D’abord immobile, la danseuse assoiffée froisse d’un geste désespéré une bouteille d’eau vide. Un liquide bleu pétrole s’échappant de sa tempe marque le début de la danse. Au fil des mouvements, le miasme visqueux finit par engluer la quasi-totalité de sa peau. Le corps se débat, l’urgence s’empare de Yambogaza. Chancelante, la danseuse perd le contrôle de ses gestes et succombe peu à peu. Un temps de silence… une pluie fine… puis une averse vient rompre la sécheresse alors que la voix aérienne de Blick Bassy reprend ses envolées. La danseuse est purgée, libérée.

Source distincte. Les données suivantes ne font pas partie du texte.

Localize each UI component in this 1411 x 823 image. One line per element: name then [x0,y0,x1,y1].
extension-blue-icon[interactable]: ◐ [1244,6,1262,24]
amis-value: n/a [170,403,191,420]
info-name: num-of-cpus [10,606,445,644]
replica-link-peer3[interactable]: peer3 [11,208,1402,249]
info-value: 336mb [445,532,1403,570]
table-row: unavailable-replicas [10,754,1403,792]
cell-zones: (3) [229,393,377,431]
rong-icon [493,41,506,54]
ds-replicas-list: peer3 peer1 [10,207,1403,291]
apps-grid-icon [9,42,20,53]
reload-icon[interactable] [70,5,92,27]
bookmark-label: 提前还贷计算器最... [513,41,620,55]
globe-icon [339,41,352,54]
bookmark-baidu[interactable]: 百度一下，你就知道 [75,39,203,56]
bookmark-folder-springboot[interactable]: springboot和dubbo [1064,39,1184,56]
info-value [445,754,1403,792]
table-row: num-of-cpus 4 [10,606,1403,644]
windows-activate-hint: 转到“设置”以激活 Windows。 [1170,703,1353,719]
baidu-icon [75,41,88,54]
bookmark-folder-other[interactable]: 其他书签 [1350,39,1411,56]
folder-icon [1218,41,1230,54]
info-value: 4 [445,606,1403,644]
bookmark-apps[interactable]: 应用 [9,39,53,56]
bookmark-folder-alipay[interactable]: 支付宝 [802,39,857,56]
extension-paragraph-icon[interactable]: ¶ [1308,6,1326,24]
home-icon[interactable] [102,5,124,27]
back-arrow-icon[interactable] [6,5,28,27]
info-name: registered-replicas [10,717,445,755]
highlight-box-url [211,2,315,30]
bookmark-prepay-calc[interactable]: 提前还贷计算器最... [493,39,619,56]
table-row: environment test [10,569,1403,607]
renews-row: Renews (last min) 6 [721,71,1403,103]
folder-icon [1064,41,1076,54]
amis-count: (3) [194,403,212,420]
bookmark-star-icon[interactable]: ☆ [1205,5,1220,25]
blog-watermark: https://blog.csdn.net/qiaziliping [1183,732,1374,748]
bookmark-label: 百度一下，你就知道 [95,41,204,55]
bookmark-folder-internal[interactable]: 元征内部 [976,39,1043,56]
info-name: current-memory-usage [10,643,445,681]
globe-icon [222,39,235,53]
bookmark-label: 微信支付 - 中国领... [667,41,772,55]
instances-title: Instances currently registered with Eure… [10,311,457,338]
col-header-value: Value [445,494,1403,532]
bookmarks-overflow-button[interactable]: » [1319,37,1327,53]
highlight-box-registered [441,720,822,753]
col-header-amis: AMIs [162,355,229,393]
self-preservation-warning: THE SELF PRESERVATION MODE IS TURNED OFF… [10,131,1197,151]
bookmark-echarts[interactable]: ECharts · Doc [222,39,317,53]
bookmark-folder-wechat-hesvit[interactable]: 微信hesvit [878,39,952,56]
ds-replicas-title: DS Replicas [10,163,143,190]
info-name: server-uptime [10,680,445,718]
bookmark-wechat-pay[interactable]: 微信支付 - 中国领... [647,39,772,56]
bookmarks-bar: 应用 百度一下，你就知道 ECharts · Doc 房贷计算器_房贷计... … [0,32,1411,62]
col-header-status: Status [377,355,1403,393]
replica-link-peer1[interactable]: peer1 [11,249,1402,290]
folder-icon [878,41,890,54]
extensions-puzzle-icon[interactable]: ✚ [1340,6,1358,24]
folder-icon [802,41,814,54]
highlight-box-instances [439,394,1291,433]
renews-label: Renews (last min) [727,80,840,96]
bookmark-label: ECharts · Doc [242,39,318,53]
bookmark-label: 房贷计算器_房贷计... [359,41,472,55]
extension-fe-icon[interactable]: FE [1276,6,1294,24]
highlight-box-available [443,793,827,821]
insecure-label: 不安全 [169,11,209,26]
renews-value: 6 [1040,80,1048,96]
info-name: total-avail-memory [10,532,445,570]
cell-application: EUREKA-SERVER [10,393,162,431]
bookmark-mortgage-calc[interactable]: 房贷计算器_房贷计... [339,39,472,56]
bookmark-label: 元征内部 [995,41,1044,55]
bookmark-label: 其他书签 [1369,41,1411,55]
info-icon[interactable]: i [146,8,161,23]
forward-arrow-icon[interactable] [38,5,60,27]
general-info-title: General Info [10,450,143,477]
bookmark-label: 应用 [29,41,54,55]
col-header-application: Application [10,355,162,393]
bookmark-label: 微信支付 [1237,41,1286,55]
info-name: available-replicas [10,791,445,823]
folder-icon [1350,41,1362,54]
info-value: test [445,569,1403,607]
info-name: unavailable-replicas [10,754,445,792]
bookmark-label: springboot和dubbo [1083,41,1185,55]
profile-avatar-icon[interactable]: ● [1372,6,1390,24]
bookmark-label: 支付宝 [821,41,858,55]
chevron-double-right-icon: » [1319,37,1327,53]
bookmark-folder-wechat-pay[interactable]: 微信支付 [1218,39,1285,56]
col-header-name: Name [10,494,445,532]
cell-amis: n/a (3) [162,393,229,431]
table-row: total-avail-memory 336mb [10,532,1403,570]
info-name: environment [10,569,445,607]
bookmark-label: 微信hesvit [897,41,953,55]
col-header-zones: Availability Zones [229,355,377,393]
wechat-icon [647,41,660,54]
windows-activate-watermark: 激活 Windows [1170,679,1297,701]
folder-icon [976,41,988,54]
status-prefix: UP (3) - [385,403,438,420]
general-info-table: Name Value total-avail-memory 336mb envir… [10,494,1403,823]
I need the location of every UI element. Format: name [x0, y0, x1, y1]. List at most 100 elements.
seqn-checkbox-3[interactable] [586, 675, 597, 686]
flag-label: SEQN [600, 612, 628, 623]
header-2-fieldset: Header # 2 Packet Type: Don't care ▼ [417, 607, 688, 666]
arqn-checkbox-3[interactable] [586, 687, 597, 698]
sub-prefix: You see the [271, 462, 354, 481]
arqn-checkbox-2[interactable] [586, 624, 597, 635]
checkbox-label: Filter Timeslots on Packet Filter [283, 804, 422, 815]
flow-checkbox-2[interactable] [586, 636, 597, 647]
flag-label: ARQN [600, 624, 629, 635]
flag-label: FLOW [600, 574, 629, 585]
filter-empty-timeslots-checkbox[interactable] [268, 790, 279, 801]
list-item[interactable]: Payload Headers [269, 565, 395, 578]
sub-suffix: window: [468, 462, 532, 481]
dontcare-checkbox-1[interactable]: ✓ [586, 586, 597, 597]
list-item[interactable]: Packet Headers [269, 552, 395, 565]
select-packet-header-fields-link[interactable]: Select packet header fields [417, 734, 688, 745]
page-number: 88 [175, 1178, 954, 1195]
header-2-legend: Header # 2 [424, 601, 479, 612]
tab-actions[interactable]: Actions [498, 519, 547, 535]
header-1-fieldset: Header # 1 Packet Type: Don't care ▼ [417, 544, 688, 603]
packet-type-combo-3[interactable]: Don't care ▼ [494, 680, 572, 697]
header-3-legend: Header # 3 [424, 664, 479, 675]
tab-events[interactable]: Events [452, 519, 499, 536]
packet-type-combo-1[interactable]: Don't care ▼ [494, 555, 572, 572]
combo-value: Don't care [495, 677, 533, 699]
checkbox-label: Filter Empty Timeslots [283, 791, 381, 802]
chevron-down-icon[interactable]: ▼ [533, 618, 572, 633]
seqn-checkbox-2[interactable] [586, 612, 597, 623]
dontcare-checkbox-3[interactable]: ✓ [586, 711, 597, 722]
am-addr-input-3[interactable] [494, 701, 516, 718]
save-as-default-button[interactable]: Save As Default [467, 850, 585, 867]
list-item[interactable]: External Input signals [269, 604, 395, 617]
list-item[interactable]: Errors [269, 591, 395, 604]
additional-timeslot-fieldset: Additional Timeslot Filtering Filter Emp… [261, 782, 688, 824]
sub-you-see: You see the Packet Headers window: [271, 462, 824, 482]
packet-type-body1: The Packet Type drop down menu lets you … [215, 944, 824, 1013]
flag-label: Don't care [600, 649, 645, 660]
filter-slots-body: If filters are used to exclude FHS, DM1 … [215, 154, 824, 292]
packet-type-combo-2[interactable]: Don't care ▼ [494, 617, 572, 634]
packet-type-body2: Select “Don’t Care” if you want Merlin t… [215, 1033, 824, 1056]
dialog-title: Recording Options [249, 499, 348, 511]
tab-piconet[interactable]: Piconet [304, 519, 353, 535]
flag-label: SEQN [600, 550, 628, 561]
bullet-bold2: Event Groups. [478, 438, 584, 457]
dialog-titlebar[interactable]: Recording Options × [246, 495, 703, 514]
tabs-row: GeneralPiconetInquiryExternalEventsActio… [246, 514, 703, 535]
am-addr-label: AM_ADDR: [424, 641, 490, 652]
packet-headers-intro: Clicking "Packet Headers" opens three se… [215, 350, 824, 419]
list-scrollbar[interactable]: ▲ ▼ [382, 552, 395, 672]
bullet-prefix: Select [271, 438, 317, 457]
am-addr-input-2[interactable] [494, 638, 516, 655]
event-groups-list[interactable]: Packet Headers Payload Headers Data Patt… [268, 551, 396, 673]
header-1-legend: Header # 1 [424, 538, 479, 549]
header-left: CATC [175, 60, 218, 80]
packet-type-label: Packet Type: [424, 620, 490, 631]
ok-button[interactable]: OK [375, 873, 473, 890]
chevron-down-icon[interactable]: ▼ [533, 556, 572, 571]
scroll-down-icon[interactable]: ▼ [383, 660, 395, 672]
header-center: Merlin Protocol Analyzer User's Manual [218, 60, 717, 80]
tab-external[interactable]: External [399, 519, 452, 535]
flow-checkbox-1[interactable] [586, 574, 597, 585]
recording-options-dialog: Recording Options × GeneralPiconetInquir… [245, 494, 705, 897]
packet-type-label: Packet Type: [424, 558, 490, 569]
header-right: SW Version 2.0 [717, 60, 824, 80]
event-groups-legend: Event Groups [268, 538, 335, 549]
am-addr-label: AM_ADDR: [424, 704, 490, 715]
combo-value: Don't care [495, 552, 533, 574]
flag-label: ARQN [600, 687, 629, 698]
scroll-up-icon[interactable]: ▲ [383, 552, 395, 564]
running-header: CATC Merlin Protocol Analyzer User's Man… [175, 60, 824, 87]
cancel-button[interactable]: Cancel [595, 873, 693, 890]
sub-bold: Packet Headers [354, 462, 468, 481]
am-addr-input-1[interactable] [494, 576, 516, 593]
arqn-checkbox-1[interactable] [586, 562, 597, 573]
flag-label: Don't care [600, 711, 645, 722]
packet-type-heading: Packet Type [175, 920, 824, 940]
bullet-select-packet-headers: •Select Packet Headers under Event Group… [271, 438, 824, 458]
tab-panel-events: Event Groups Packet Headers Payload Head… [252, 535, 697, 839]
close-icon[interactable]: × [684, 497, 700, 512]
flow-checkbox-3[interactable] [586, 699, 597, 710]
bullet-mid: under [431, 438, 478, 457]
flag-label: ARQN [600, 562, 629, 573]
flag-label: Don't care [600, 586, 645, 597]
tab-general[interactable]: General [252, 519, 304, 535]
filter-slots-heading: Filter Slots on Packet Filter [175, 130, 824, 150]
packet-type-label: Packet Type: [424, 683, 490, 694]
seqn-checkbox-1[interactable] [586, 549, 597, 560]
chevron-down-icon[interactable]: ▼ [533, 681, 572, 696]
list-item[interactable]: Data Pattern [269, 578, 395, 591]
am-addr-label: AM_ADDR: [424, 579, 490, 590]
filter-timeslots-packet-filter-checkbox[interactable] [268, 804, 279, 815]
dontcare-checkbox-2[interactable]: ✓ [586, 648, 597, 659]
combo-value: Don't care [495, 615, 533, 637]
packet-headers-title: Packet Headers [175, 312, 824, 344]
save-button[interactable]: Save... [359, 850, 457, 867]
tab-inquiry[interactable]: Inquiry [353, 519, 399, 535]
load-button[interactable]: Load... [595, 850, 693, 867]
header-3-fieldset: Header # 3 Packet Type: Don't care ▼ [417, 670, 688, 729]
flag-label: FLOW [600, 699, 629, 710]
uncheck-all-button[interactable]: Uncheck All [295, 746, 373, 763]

En un clip, tout est dit. Le corps d’abord léger qui ne cherchait qu’à s’exprimer se retrouve piégé par la lourdeur d’une substance asphyxiante. Puis l’or noir se désintègre grâce à la pureté d’une eau libératrice. La caméra flottante du jeune réalisateur Émile Moutaud parvient à apporter grâce et délicatesse au décor cendreux et apocalyptique du clip. Une sublimation de la délivrance derrière un filtre aux teintes bleutées, qui accompagne avec justesse la voix élévatrice de Blick Bassy.
« Bengue », un clip puissant et poétique, s’inscrivant dans la continuité du discours de l’artiste qui nous confiait à la veille de la sortie de son album : « Consacrer mon album à l’eau, a été un moyen de parler du vivant, mais aussi de nous réintégrer dans la chaîne du vivant ».